El nacionalismo, a pesar de las trabas y zancadillas que se le ponen con la finalidad de dificultar su protagonismo político, está en estos momentos históricos para Canarias sometido a una catarsis profunda y al inicio de unos debates que ya trascienden a la sociedad.

Por fin, muchos ya comienzan a hablar de nacionalismo sin tapujos ni melindres. A la opacidad de otros tiempos se le intenta dar brillo. Tiempos que muchas veces corren más deprisa que el pensamiento y que son propicios para que la ideología nacionalista tome asiento a la vez que se desentumezca.

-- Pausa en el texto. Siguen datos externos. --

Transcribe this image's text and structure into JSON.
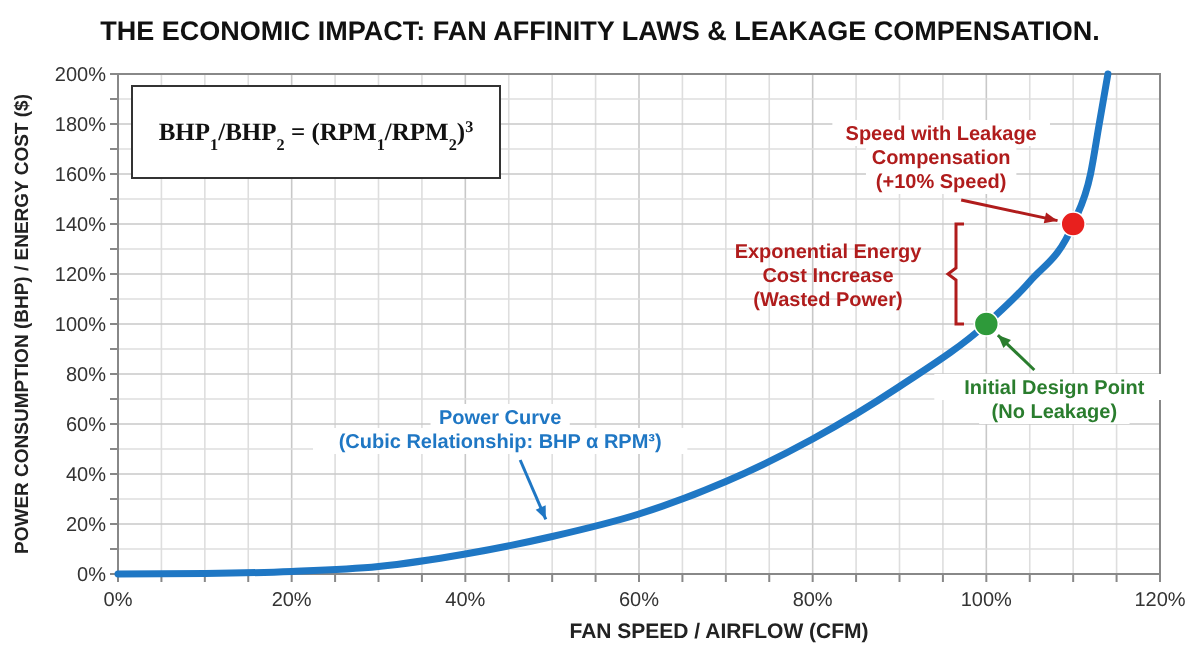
{
  "chart_data": {
    "type": "line",
    "title": "THE ECONOMIC IMPACT: FAN AFFINITY LAWS & LEAKAGE COMPENSATION.",
    "xlabel": "FAN SPEED / AIRFLOW (CFM)",
    "ylabel": "POWER CONSUMPTION (BHP) / ENERGY COST ($)",
    "series": [
      {
        "color": "#1f77c4",
        "x": [
          0,
          10,
          20,
          30,
          40,
          50,
          60,
          70,
          80,
          90,
          100,
          105,
          110,
          112,
          113,
          114
        ],
        "values": [
          0,
          0.2,
          1,
          3,
          8,
          15,
          24,
          37,
          54,
          75,
          100,
          117,
          140,
          160,
          180,
          200
        ]
      },
      {
        "type": "scatter",
        "x": [
          110,
          100
        ],
        "values": [
          140,
          100
        ],
        "colors": [
          "#e8201e",
          "#2e9a3a"
        ]
      }
    ],
    "xlim": [
      0,
      120
    ],
    "ylim": [
      0,
      200
    ],
    "xticks": [
      {
        "value": 0,
        "label": "0%"
      },
      {
        "value": 5,
        "label": null
      },
      {
        "value": 10,
        "label": null
      },
      {
        "value": 15,
        "label": null
      },
      {
        "value": 20,
        "label": "20%"
      },
      {
        "value": 25,
        "label": null
      },
      {
        "value": 30,
        "label": null
      },
      {
        "value": 35,
        "label": null
      },
      {
        "value": 40,
        "label": "40%"
      },
      {
        "value": 45,
        "label": null
      },
      {
        "value": 50,
        "label": null
      },
      {
        "value": 55,
        "label": null
      },
      {
        "value": 60,
        "label": "60%"
      },
      {
        "value": 65,
        "label": null
      },
      {
        "value": 70,
        "label": null
      },
      {
        "value": 75,
        "label": null
      },
      {
        "value": 80,
        "label": "80%"
      },
      {
        "value": 85,
        "label": null
      },
      {
        "value": 90,
        "label": null
      },
      {
        "value": 95,
        "label": null
      },
      {
        "value": 100,
        "label": "100%"
      },
      {
        "value": 105,
        "label": null
      },
      {
        "value": 110,
        "label": null
      },
      {
        "value": 115,
        "label": null
      },
      {
        "value": 120,
        "label": "120%"
      }
    ],
    "yticks": [
      {
        "value": 0,
        "label": "0%"
      },
      {
        "value": 10,
        "label": null
      },
      {
        "value": 20,
        "label": "20%"
      },
      {
        "value": 30,
        "label": null
      },
      {
        "value": 40,
        "label": "40%"
      },
      {
        "value": 50,
        "label": null
      },
      {
        "value": 60,
        "label": "60%"
      },
      {
        "value": 70,
        "label": null
      },
      {
        "value": 80,
        "label": "80%"
      },
      {
        "value": 90,
        "label": null
      },
      {
        "value": 100,
        "label": "100%"
      },
      {
        "value": 110,
        "label": null
      },
      {
        "value": 120,
        "label": "120%"
      },
      {
        "value": 130,
        "label": null
      },
      {
        "value": 140,
        "label": "140%"
      },
      {
        "value": 150,
        "label": null
      },
      {
        "value": 160,
        "label": "160%"
      },
      {
        "value": 170,
        "label": null
      },
      {
        "value": 180,
        "label": "180%"
      },
      {
        "value": 190,
        "label": null
      },
      {
        "value": 200,
        "label": "200%"
      }
    ],
    "grid": true,
    "line_style": "solid",
    "annotations": [
      "BHP$_{1}$/BHP$_{2}$ = (RPM$_{1}$/RPM$_{2}$)$^{3}$",
      {
        "text": "Speed with Leakage\nCompensation\n(+10% Speed)",
        "x": 110,
        "y": 140
      },
      "Exponential Energy\nCost Increase\n(Wasted Power)",
      {
        "text": "Initial Design Point\n(No Leakage)",
        "x": 100,
        "y": 100
      },
      {
        "text": "Power Curve\n(Cubic Relationship: BHP α RPM³)",
        "x": 50,
        "y": 16
      }
    ]
  }
}
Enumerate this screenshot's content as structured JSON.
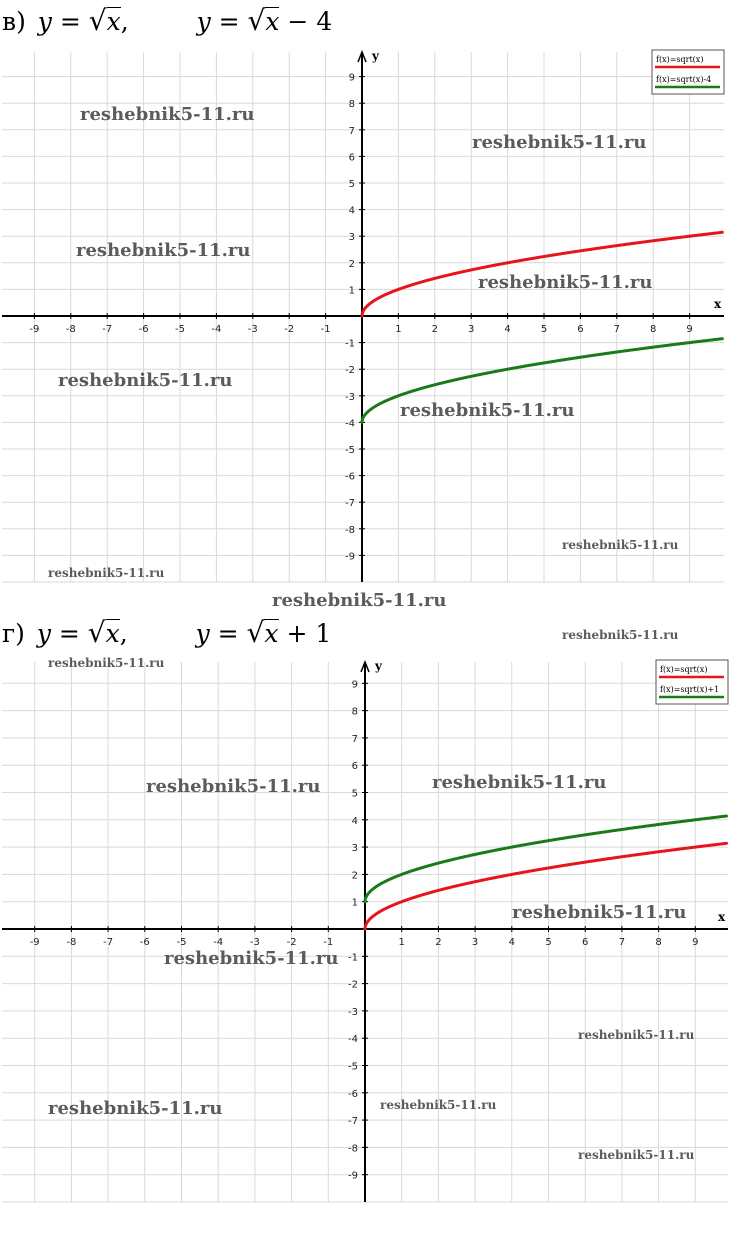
{
  "charts": [
    {
      "id": "v",
      "heading": {
        "label": "в)",
        "eq1_lhs": "y = ",
        "eq1_rad": "x",
        "eq1_rest": ",",
        "eq2_lhs": "y = ",
        "eq2_rad": "x",
        "eq2_rest": " − 4"
      },
      "watermarks": [
        "reshebnik5-11.ru",
        "reshebnik5-11.ru",
        "reshebnik5-11.ru",
        "reshebnik5-11.ru",
        "reshebnik5-11.ru",
        "reshebnik5-11.ru",
        "reshebnik5-11.ru",
        "reshebnik5-11.ru",
        "reshebnik5-11.ru"
      ]
    },
    {
      "id": "g",
      "heading": {
        "label": "г)",
        "eq1_lhs": "y = ",
        "eq1_rad": "x",
        "eq1_rest": ",",
        "eq2_lhs": "y = ",
        "eq2_rad": "x",
        "eq2_rest": " + 1"
      },
      "watermarks": [
        "reshebnik5-11.ru",
        "reshebnik5-11.ru",
        "reshebnik5-11.ru",
        "reshebnik5-11.ru",
        "reshebnik5-11.ru",
        "reshebnik5-11.ru",
        "reshebnik5-11.ru",
        "reshebnik5-11.ru",
        "reshebnik5-11.ru",
        "reshebnik5-11.ru"
      ]
    }
  ],
  "chart_data": [
    {
      "type": "line",
      "xlabel": "x",
      "ylabel": "y",
      "xlim": [
        -10,
        10
      ],
      "ylim": [
        -10,
        10
      ],
      "xticks": [
        "-9",
        "-8",
        "-7",
        "-6",
        "-5",
        "-4",
        "-3",
        "-2",
        "-1",
        "1",
        "2",
        "3",
        "4",
        "5",
        "6",
        "7",
        "8",
        "9"
      ],
      "yticks": [
        "9",
        "8",
        "7",
        "6",
        "5",
        "4",
        "3",
        "2",
        "1",
        "-1",
        "-2",
        "-3",
        "-4",
        "-5",
        "-6",
        "-7",
        "-8",
        "-9"
      ],
      "grid": true,
      "legend": "top-right",
      "series": [
        {
          "name": "f(x)=sqrt(x)",
          "color": "#e8141b",
          "formula_offset": 0,
          "x": [
            0,
            0.5,
            1,
            2,
            3,
            4,
            5,
            6,
            7,
            8,
            9,
            10
          ],
          "y": [
            0,
            0.71,
            1,
            1.41,
            1.73,
            2,
            2.24,
            2.45,
            2.65,
            2.83,
            3,
            3.16
          ]
        },
        {
          "name": "f(x)=sqrt(x)-4",
          "color": "#1a7a1a",
          "formula_offset": -4,
          "x": [
            0,
            0.5,
            1,
            2,
            3,
            4,
            5,
            6,
            7,
            8,
            9,
            10
          ],
          "y": [
            -4,
            -3.29,
            -3,
            -2.59,
            -2.27,
            -2,
            -1.76,
            -1.55,
            -1.35,
            -1.17,
            -1,
            -0.84
          ]
        }
      ]
    },
    {
      "type": "line",
      "xlabel": "x",
      "ylabel": "y",
      "xlim": [
        -10,
        10
      ],
      "ylim": [
        -10,
        10
      ],
      "xticks": [
        "-9",
        "-8",
        "-7",
        "-6",
        "-5",
        "-4",
        "-3",
        "-2",
        "-1",
        "1",
        "2",
        "3",
        "4",
        "5",
        "6",
        "7",
        "8",
        "9"
      ],
      "yticks": [
        "9",
        "8",
        "7",
        "6",
        "5",
        "4",
        "3",
        "2",
        "1",
        "-1",
        "-2",
        "-3",
        "-4",
        "-5",
        "-6",
        "-7",
        "-8",
        "-9"
      ],
      "grid": true,
      "legend": "top-right",
      "series": [
        {
          "name": "f(x)=sqrt(x)",
          "color": "#e8141b",
          "formula_offset": 0,
          "x": [
            0,
            0.5,
            1,
            2,
            3,
            4,
            5,
            6,
            7,
            8,
            9,
            10
          ],
          "y": [
            0,
            0.71,
            1,
            1.41,
            1.73,
            2,
            2.24,
            2.45,
            2.65,
            2.83,
            3,
            3.16
          ]
        },
        {
          "name": "f(x)=sqrt(x)+1",
          "color": "#1a7a1a",
          "formula_offset": 1,
          "x": [
            0,
            0.5,
            1,
            2,
            3,
            4,
            5,
            6,
            7,
            8,
            9,
            10
          ],
          "y": [
            1,
            1.71,
            2,
            2.41,
            2.73,
            3,
            3.24,
            3.45,
            3.65,
            3.83,
            4,
            4.16
          ]
        }
      ]
    }
  ]
}
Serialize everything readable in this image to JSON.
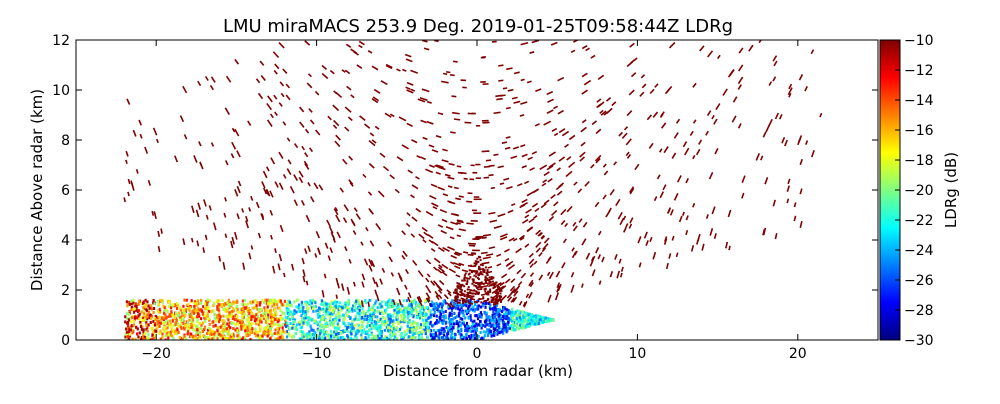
{
  "chart_data": {
    "type": "heatmap",
    "title": "LMU miraMACS 253.9 Deg. 2019-01-25T09:58:44Z  LDRg",
    "xlabel": "Distance from radar (km)",
    "ylabel": "Distance Above radar  (km)",
    "xlim": [
      -25,
      25
    ],
    "ylim": [
      0,
      12
    ],
    "x_ticks": [
      -20,
      -10,
      0,
      10,
      20
    ],
    "x_tick_labels": [
      "−20",
      "−10",
      "0",
      "10",
      "20"
    ],
    "y_ticks": [
      0,
      2,
      4,
      6,
      8,
      10,
      12
    ],
    "y_tick_labels": [
      "0",
      "2",
      "4",
      "6",
      "8",
      "10",
      "12"
    ],
    "grid": false,
    "colorbar": {
      "label": "LDRg (dB)",
      "range": [
        -30,
        -10
      ],
      "ticks": [
        -30,
        -28,
        -26,
        -24,
        -22,
        -20,
        -18,
        -16,
        -14,
        -12,
        -10
      ],
      "tick_labels": [
        "−30",
        "−28",
        "−26",
        "−24",
        "−22",
        "−20",
        "−18",
        "−16",
        "−14",
        "−12",
        "−10"
      ],
      "colormap": "jet"
    },
    "scan": {
      "sector_left_km": [
        -22,
        0
      ],
      "sector_right_km": [
        0,
        21.5
      ],
      "low_layer_top_km": 1.6,
      "low_layer_ldr_left_db": -17,
      "low_layer_ldr_center_db": -26,
      "low_layer_ldr_right_db": -22,
      "upper_ldr_db": -10,
      "upper_max_height_km": 12
    }
  }
}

Las incongruencias de algunos, no obstante, deben intentarse canalizar para que se construya un solo discurso; una sola voz que retumbe fuerte en cualquier espacio político de las Islas y con la capacidad de ir más allá de los linderos de un mar que nos pertenece, pero que así no lo consideran los que trazan destinos y fronteras.

Pero sucede que esto molesta. El aullido del nacionalismo da la impresión como si les diera temor. Y sobre todo a los que se les hace difícil abandonar el tufillo de mirarnos por encima del hombro, de creerse los reyes del mambo y consideran que las Islas deben seguir siendo dóciles e impávidas ya que así continuarán rentabilizando sus memeces y discursos elaborados con ideas decimonónicas.

Y, además, es curioso y preocupante que titulándose demócratas de toda la vida se horroricen cuando se les habla al oído de libertad, porque la única que quieren es la de ellos para combatir la de los demás.

El nacionalismo canario a estos que así piensan les vendría bien que siguiera instalado en la tibieza y en la confusión y que su voz ni les sobrepase ni les inquiete.

Están en una fase, los que tienen esa preocupación, de no digerir lo normal, lo que cada persona o cada pueblo quiere para sí desde la co-decisión, desde el compromiso compartido o desde un posible nuevo pacto entre las partes.

Y desde luego no es nada saludable ese atragantamiento porque compromete y define la actitud personal de cualquiera. Es mejor que el aire entre libre en los pulmones y que lo que haya que tragar se haga sin ningún tipo de dificultad faringo-esofágica.